Essentially, the slide suggests that the NSA also collects some information under FAA702 from cable intercepts, but that process is distinct from Prism.
Analysts are encouraged to use both techniques of data gathering.
It’s not as if this information is unimportant. It shows that the NSA employed a variety of techniques to capture Internet traffic for surveillance rather than just the PRISM program, which used information delivered by Internet service providers in some form under administrative subpoenas and warrants. The other four programs appear to work independently of such legal niceties, and perhaps have been largely forgotten in the debate over the FISA court, warrants, and administrative subpoenas. However, it’s not new by any definition of the term, and the Post seems a little unaware of how far and fast the information got released from the Snowden cache.
While the Utah Legislature debates whether to stick with, scale back or junk a law giving prosecutors broad power to secretly obtain the names, addresses, phone records and bank account information of suspected child predators, Internet service provider Pete Ashdown has decided to take the law into his own hands.
He has refused to give customers’ information to the attorney general’s office four times in as many years when presented with one of these administrative subpoenas, which are issued by prosecutors without a court order.
It’s not that he wants to enable suspects of child pornography or exploitation, vowing he would gladly comply when presented with a warrant. But the president and founder of XMission calls the subpoenas “unconstitutional” — an invasion of the Fourth Amendment guarantee against unreasonable search and seizure — because they bypass the courts.
Ashdown is apparently alone in the state in ignoring the subpoenas, although at least one other small Internet service provider (ISP) in Utah expresses qualms about the potential for abuse of power.
A handful of others, small “mom and pop” ISPs outside the state, also have declined to comply, but 99.9 percent of the companies have provided the subpoenaed records, said Craig Barlow, chief of children’s justice in the Utah attorney general’s office.
NPR explains that the courts aren’t likely to back Ashdown — at least for now:
The courts tend to disagree. These administrative subpoenas are for connection data, not content. In other words, investigators are looking for evidence that person X connected to website Y at time Z. Courts have held that this kind of information is akin to the address written on the outside of an envelope; people don’t have an expectation of privacy about connection data, and so it doesn’t enjoy the protection of the Fourth Amendment.

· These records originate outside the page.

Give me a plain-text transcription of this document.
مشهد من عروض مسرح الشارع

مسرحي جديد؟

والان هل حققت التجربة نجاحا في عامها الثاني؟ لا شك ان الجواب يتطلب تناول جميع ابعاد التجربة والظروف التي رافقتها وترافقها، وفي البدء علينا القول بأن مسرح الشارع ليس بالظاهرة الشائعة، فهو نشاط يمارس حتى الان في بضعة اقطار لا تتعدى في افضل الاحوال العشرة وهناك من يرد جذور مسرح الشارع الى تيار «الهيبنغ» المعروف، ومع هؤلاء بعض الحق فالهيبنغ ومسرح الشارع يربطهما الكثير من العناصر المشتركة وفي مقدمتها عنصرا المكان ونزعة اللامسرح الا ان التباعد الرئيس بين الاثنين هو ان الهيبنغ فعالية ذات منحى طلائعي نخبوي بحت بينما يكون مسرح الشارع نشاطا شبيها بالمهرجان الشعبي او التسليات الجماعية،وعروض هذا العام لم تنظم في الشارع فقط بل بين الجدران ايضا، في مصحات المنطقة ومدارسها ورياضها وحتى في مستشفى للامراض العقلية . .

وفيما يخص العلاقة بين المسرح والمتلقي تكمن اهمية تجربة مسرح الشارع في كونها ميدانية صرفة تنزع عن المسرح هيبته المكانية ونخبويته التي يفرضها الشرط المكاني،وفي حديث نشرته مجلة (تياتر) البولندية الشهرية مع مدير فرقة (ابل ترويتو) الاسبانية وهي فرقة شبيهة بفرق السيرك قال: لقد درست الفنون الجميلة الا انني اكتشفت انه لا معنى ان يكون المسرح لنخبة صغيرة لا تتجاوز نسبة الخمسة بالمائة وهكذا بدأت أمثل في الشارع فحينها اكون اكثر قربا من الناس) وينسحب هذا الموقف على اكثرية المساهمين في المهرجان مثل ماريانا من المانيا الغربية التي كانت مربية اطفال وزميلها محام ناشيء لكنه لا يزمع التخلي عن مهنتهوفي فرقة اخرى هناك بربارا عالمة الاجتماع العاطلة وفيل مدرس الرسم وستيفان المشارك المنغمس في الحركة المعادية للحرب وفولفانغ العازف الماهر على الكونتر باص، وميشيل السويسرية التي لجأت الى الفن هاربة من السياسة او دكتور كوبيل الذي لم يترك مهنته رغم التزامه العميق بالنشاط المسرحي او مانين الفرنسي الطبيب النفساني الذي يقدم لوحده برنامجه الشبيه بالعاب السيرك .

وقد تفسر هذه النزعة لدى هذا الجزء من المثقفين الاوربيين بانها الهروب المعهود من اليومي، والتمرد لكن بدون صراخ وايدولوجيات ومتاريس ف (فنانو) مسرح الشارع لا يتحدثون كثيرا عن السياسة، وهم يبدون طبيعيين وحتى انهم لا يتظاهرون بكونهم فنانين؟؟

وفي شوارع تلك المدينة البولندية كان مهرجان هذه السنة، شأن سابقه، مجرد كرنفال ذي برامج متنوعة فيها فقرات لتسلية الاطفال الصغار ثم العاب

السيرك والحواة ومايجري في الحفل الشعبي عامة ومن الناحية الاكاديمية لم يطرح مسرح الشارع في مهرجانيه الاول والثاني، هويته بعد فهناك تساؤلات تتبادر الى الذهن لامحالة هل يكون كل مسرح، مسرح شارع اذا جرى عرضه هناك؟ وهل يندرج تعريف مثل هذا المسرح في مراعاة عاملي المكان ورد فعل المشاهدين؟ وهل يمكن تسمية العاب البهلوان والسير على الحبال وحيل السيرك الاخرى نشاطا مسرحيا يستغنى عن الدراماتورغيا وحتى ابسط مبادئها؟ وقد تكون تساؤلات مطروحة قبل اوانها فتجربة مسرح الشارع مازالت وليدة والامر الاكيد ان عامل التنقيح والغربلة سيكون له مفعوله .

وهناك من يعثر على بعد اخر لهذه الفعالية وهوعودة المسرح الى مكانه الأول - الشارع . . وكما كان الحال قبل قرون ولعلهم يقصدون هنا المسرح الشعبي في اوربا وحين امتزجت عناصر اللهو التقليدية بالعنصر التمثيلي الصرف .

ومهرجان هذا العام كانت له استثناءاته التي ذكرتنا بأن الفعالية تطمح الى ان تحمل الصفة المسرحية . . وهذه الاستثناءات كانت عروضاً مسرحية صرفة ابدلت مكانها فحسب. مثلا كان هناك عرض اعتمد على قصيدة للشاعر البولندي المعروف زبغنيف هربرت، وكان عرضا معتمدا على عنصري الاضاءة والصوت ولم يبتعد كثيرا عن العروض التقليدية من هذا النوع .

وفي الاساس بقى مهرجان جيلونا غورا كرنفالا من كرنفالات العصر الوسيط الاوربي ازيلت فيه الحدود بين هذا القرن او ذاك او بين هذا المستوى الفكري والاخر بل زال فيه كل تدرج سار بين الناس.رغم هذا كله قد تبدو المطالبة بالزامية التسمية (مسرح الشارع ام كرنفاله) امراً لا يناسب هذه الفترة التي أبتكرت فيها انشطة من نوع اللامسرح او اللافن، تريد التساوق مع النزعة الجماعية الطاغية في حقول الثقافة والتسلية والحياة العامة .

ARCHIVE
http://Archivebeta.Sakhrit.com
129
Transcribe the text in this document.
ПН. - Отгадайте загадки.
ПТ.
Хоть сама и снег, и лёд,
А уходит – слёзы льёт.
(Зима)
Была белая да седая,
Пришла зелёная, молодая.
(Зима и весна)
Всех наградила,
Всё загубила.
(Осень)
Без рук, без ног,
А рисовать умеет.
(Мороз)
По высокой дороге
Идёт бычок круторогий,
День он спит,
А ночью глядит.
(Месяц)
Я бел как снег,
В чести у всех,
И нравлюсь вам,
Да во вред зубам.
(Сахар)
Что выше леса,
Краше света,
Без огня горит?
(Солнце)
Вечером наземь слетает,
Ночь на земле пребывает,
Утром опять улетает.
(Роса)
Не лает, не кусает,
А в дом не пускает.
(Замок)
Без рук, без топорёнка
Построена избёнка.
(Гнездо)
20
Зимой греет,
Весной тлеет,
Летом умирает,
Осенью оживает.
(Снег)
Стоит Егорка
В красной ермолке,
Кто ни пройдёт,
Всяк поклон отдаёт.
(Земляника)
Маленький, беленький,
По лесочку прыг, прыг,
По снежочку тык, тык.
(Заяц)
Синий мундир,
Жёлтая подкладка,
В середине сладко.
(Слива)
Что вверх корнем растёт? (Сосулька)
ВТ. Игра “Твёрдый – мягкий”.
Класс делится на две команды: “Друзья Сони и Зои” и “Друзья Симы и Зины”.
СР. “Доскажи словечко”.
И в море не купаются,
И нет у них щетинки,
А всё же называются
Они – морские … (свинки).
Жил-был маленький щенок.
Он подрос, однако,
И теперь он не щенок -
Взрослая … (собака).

But the courts may change their minds. Especially now, as powerful analytics tools have made it possible to use connection data to draw a detailed portrait of a person’s private life. That kind of analysis is the business model for much of Silicon Valley. Now police are getting into the act. The tech-savvy agencies have learned to use connection data earlier in their investigations — not just to prove the case against a suspect, but also to identify suspects to begin with.
A lot of privacy advocates want to see a good test case of whether a subpoena is really enough. Ashdown’s company seems to be begging for a showdown, as it lists the subpoenas it has refused. But so far, Ashdown says, no dice.
We need a lot more discussion on administrative subpoenas and court actions without benefit of adversarial counsel, it seems. And perhaps a return look at the “upstream” activities of the NSA, even if it’s not exactly the scoop the Post believed it to be.